Il dibattito sul “direttore/direttrice” è un sintomo linguistico della stessa cosa: non la parola in sé, ma il campo semantico che attiva. Inclusione, storia delle professioni, simboli. Si può discutere, anche animatamente, ma non si può usare il linguaggio come sostituto dei criteri. Un teatro non si governa con le parole d’ordine: si governa con prove aperte, calendario, scelte di repertorio, qualità dei cast, commissioni ai viventi, misurazione pubblica dei risultati.

Foto 4: Augusto Veronese con Beniamino Gigli al Teatro La Fenice, foto storica d’archivio, famiglia Penzo-Veronese

“Ma allora, contro o a favore?” — la domanda che chiude sempre ogni intervista pigra. Né l’uno né l’altro. A favore del metodo, contro la scorciatoia. A favore della trasparenza dei processi, contro l’estetica dell’annuncio. Soprattutto, a favore dell’orchestra, del coro, dei tecnici, delle maschere, dei lavoratori invisibili; a favore del pubblico che tiene in piedi la baracca persino quando tutto traballa.

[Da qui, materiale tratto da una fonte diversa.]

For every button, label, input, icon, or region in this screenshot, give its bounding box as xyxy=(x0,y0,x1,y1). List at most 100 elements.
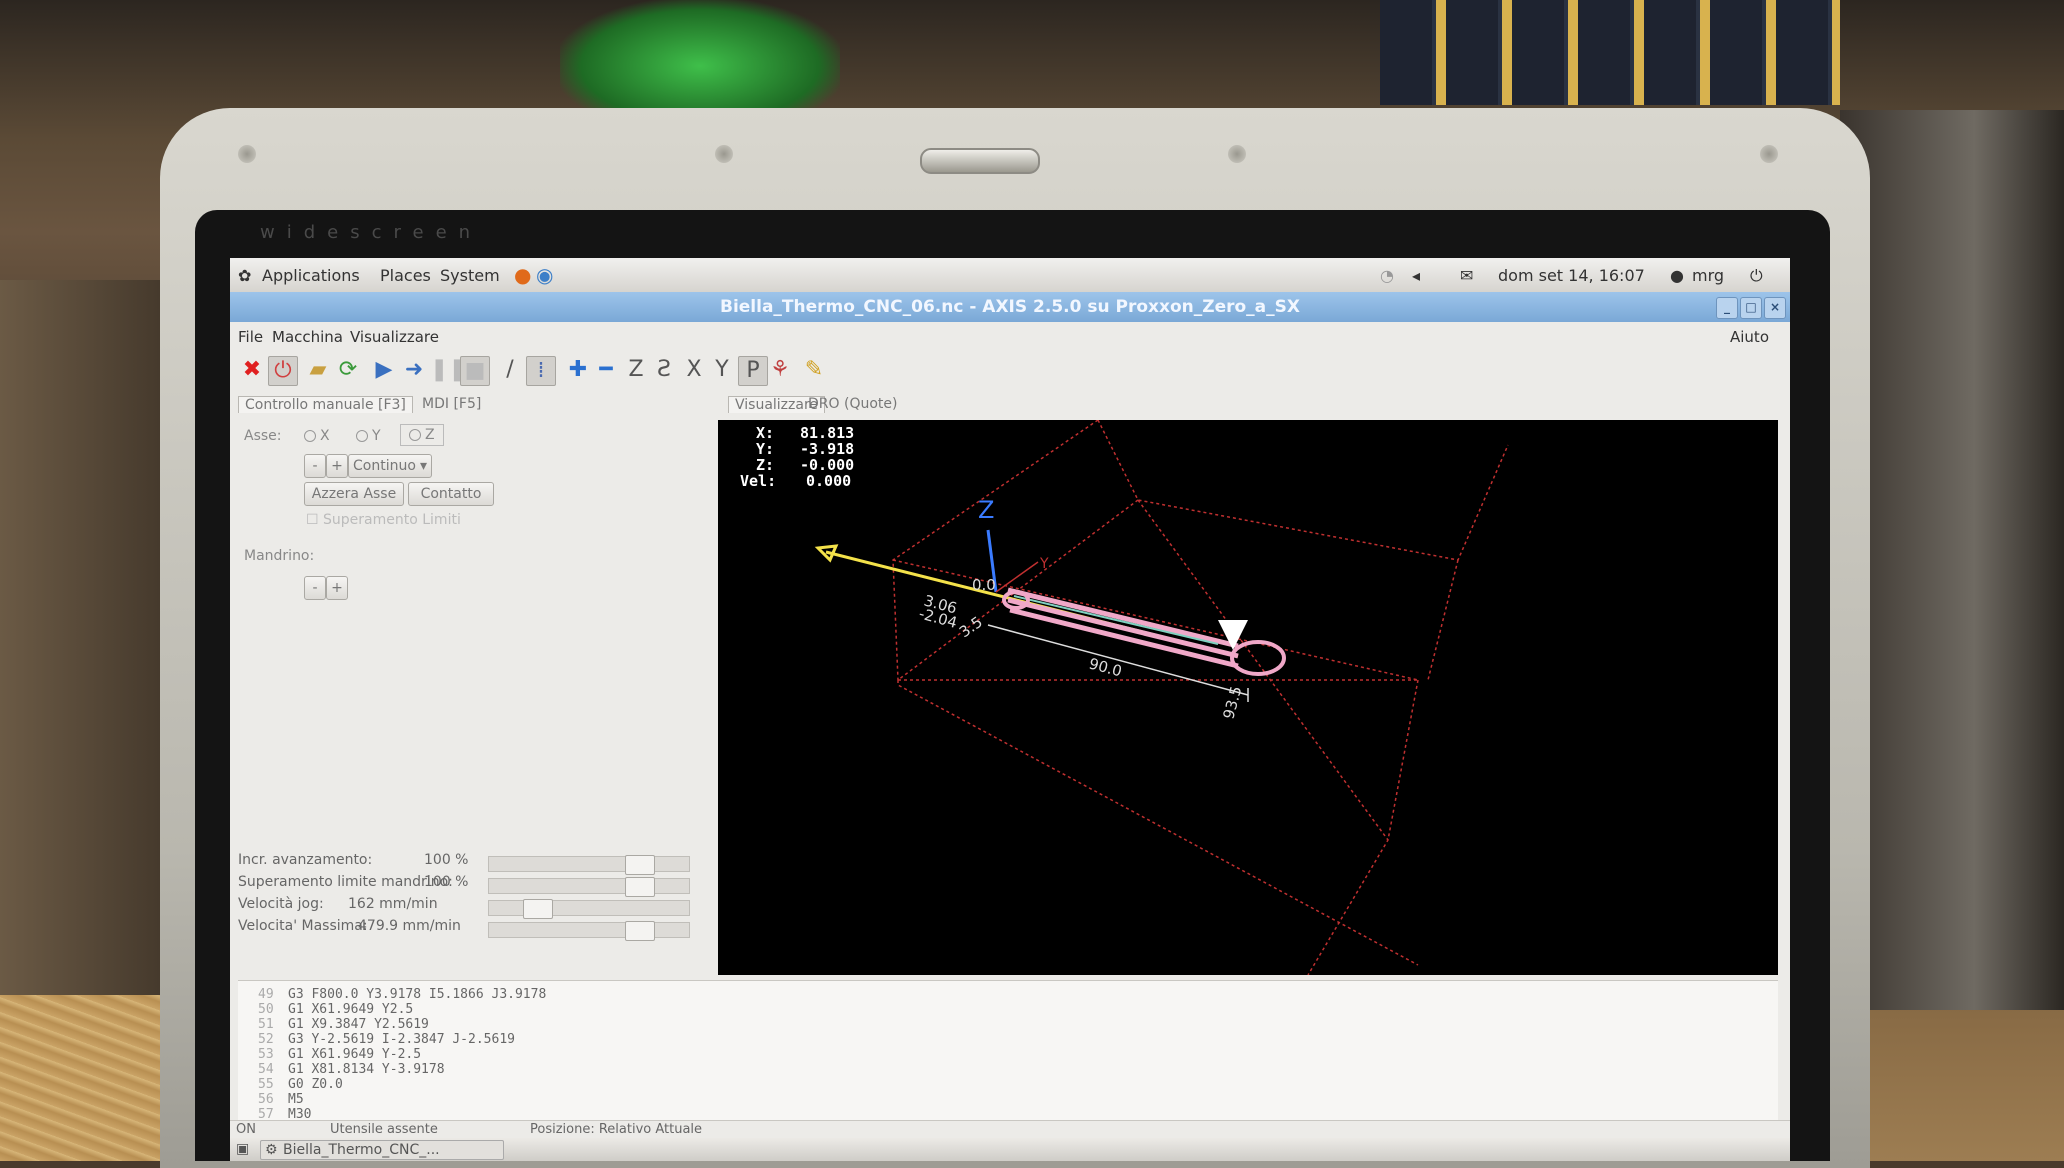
gcode-line[interactable]: 53 G1 X61.9649 Y-2.5 xyxy=(258,1047,1758,1062)
close-window-button[interactable]: × xyxy=(1764,297,1786,319)
window-titlebar[interactable]: Biella_Thermo_CNC_06.nc - AXIS 2.5.0 su … xyxy=(230,292,1790,322)
tab-mdi[interactable]: MDI [F5] xyxy=(416,396,487,412)
volume-icon[interactable]: ◂ xyxy=(1412,266,1420,285)
gcode-line[interactable]: 50 G1 X61.9649 Y2.5 xyxy=(258,1002,1758,1017)
menu-places[interactable]: Places xyxy=(380,266,431,285)
dim-small-label: 3.5 xyxy=(956,613,986,641)
z-axis-label: Z xyxy=(978,496,994,524)
jog-speed-value: 162 mm/min xyxy=(348,896,438,912)
firefox-icon[interactable]: ● xyxy=(514,263,531,287)
dro-vel-label: Vel: xyxy=(740,472,776,490)
dro-vel-value: 0.000 xyxy=(806,472,851,490)
user-name[interactable]: mrg xyxy=(1692,266,1724,285)
menu-system[interactable]: System xyxy=(440,266,500,285)
background-binders xyxy=(1380,0,1840,105)
machine-state: ON xyxy=(236,1122,256,1137)
bezel-screw xyxy=(1760,145,1778,163)
zoom-in-icon[interactable]: ✚ xyxy=(564,356,592,384)
override-limits-checkbox[interactable]: ☐ Superamento Limiti xyxy=(306,512,461,528)
axis-z-radio[interactable]: Z xyxy=(400,424,444,446)
help-icon[interactable]: ◉ xyxy=(536,263,553,287)
bezel-screw xyxy=(715,145,733,163)
slider-knob[interactable] xyxy=(523,899,553,919)
gcode-line[interactable]: 51 G1 X9.3847 Y2.5619 xyxy=(258,1017,1758,1032)
optional-stop-icon[interactable]: ⁞ xyxy=(526,356,556,386)
minimize-button[interactable]: _ xyxy=(1716,297,1738,319)
spindle-override-row: Superamento limite mandrino: 100 % xyxy=(238,874,708,897)
feed-override-slider[interactable] xyxy=(488,855,690,875)
view-y-icon[interactable]: Y xyxy=(708,356,736,384)
toolpath-preview[interactable]: Z Y 90.0 93.5 3.5 3.06 -2.04 0.0 X: 81.8… xyxy=(718,420,1778,975)
spindle-override-slider[interactable] xyxy=(488,877,690,897)
zoom-out-icon[interactable]: ━ xyxy=(592,356,620,384)
stop-icon[interactable]: ■ xyxy=(460,356,490,386)
user-icon: ● xyxy=(1670,266,1684,285)
manual-control-pane: Asse: X Y Z - + Continuo ▾ Azzera Asse C… xyxy=(238,416,708,976)
bezel-screw xyxy=(1228,145,1246,163)
tab-manual-control[interactable]: Controllo manuale [F3] xyxy=(238,396,413,413)
block-delete-icon[interactable]: / xyxy=(496,356,524,384)
bezel-brand: widescreen xyxy=(260,222,483,243)
y-axis-label: Y xyxy=(1039,556,1049,572)
view-x-icon[interactable]: X xyxy=(680,356,708,384)
slider-knob[interactable] xyxy=(625,855,655,875)
dro-overlay: X: 81.813 Y: -3.918 Z: -0.000 Vel: 0.000 xyxy=(740,424,854,490)
app-icon: ⚙ xyxy=(265,1142,278,1158)
screen: ✿ Applications Places System ● ◉ ◔ ◂ ✉ d… xyxy=(230,258,1790,1161)
network-icon[interactable]: ◔ xyxy=(1380,266,1394,285)
touch-off-button[interactable]: Contatto xyxy=(408,482,494,506)
open-file-icon[interactable]: ▰ xyxy=(304,356,332,384)
jog-mode-select[interactable]: Continuo ▾ xyxy=(348,454,432,478)
toolbar: ✖ ⏻ ▰ ⟳ ▶ ➜ ❚❚ ■ / ⁞ ✚ ━ Z Ƨ X Y P ⚘ ✎ xyxy=(230,350,1790,390)
chevron-down-icon: ▾ xyxy=(419,458,427,474)
max-velocity-slider[interactable] xyxy=(488,921,690,941)
gcode-line[interactable]: 55 G0 Z0.0 xyxy=(258,1077,1758,1092)
gcode-line[interactable]: 49 G3 F800.0 Y3.9178 I5.1866 J3.9178 xyxy=(258,987,1758,1002)
machine-power-icon[interactable]: ⏻ xyxy=(268,356,298,386)
menu-file[interactable]: File xyxy=(238,328,263,346)
status-bar: ON Utensile assente Posizione: Relativo … xyxy=(230,1120,1790,1139)
gcode-listing[interactable]: 49 G3 F800.0 Y3.9178 I5.1866 J3.9178 50 G1… xyxy=(238,980,1778,1122)
menu-help[interactable]: Aiuto xyxy=(1730,328,1769,346)
feed-circle xyxy=(1230,640,1286,676)
menu-applications[interactable]: Applications xyxy=(262,266,360,285)
spindle-plus-button[interactable]: + xyxy=(326,576,348,600)
axis-y-radio[interactable]: Y xyxy=(356,428,381,444)
view-p-icon[interactable]: P xyxy=(738,356,768,386)
mail-icon[interactable]: ✉ xyxy=(1460,266,1473,285)
axis-x-radio[interactable]: X xyxy=(304,428,330,444)
shutdown-icon[interactable]: ⏻ xyxy=(1750,266,1763,286)
feed-path xyxy=(1007,587,1239,669)
reload-icon[interactable]: ⟳ xyxy=(334,356,362,384)
menu-machine[interactable]: Macchina xyxy=(272,328,343,346)
view-z-icon[interactable]: Z xyxy=(622,356,650,384)
gcode-line[interactable]: 54 G1 X81.8134 Y-3.9178 xyxy=(258,1062,1758,1077)
slider-knob[interactable] xyxy=(625,877,655,897)
menu-view[interactable]: Visualizzare xyxy=(350,328,439,346)
gcode-line[interactable]: 52 G3 Y-2.5619 I-2.3847 J-2.5619 xyxy=(258,1032,1758,1047)
show-desktop-icon[interactable]: ▣ xyxy=(236,1141,249,1157)
home-axis-button[interactable]: Azzera Asse xyxy=(304,482,404,506)
pause-icon[interactable]: ❚❚ xyxy=(430,356,467,384)
gcode-line[interactable]: 56 M5 xyxy=(258,1092,1758,1107)
laptop-latch xyxy=(920,148,1040,174)
rotate-view-icon[interactable]: ⚘ xyxy=(766,356,794,384)
view-z2-icon[interactable]: Ƨ xyxy=(650,356,678,384)
spindle-minus-button[interactable]: - xyxy=(304,576,326,600)
step-icon[interactable]: ➜ xyxy=(400,356,428,384)
run-icon[interactable]: ▶ xyxy=(370,356,398,384)
jog-speed-slider[interactable] xyxy=(488,899,690,919)
taskbar-window-button[interactable]: ⚙ Biella_Thermo_CNC_... xyxy=(260,1140,504,1160)
spindle-override-value: 100 % xyxy=(424,874,469,890)
preview-canvas[interactable]: Z Y 90.0 93.5 3.5 3.06 -2.04 0.0 X: 81.8… xyxy=(718,420,1778,975)
max-velocity-label: Velocita' Massima: xyxy=(238,918,368,934)
top-panel: ✿ Applications Places System ● ◉ ◔ ◂ ✉ d… xyxy=(230,258,1790,293)
slider-knob[interactable] xyxy=(625,921,655,941)
tab-dro[interactable]: DRO (Quote) xyxy=(802,396,903,412)
clear-plot-icon[interactable]: ✎ xyxy=(800,356,828,384)
estop-icon[interactable]: ✖ xyxy=(238,356,266,384)
maximize-button[interactable]: □ xyxy=(1740,297,1762,319)
clock[interactable]: dom set 14, 16:07 xyxy=(1498,266,1645,285)
jog-plus-button[interactable]: + xyxy=(326,454,348,478)
jog-minus-button[interactable]: - xyxy=(304,454,326,478)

Quando la Fenice andò a fuoco, il nonno di Andrea non fece un discorso: tirò fuori un libretto consumato e disse solo “qui c’è tutto”. Oggi, nel rumore che ci circonda, ci chiediamo se lo spartito ce l’abbiamo ancora davanti o se lo stiamo ricostruendo a orecchio. La nomina di un direttore musicale può essere una splendida occasione per ricomporre: un tavolo vero con l’orchestra, criteri espliciti, impegni verificabili, un piano-ponte che renda comprensibile al pubblico dove andiamo e perché. Oppure può diventare l’ennesimo incendio simbolico: fiamme alte, applausi per un istante, cenere il giorno dopo.
La musica non salva tutto, ma salva qualcosa di essenziale: il modo in cui stiamo insieme mentre accade. E un teatro che si chiama Fenice non può accontentarsi di rinascere: deve imparare a non bruciare da solo.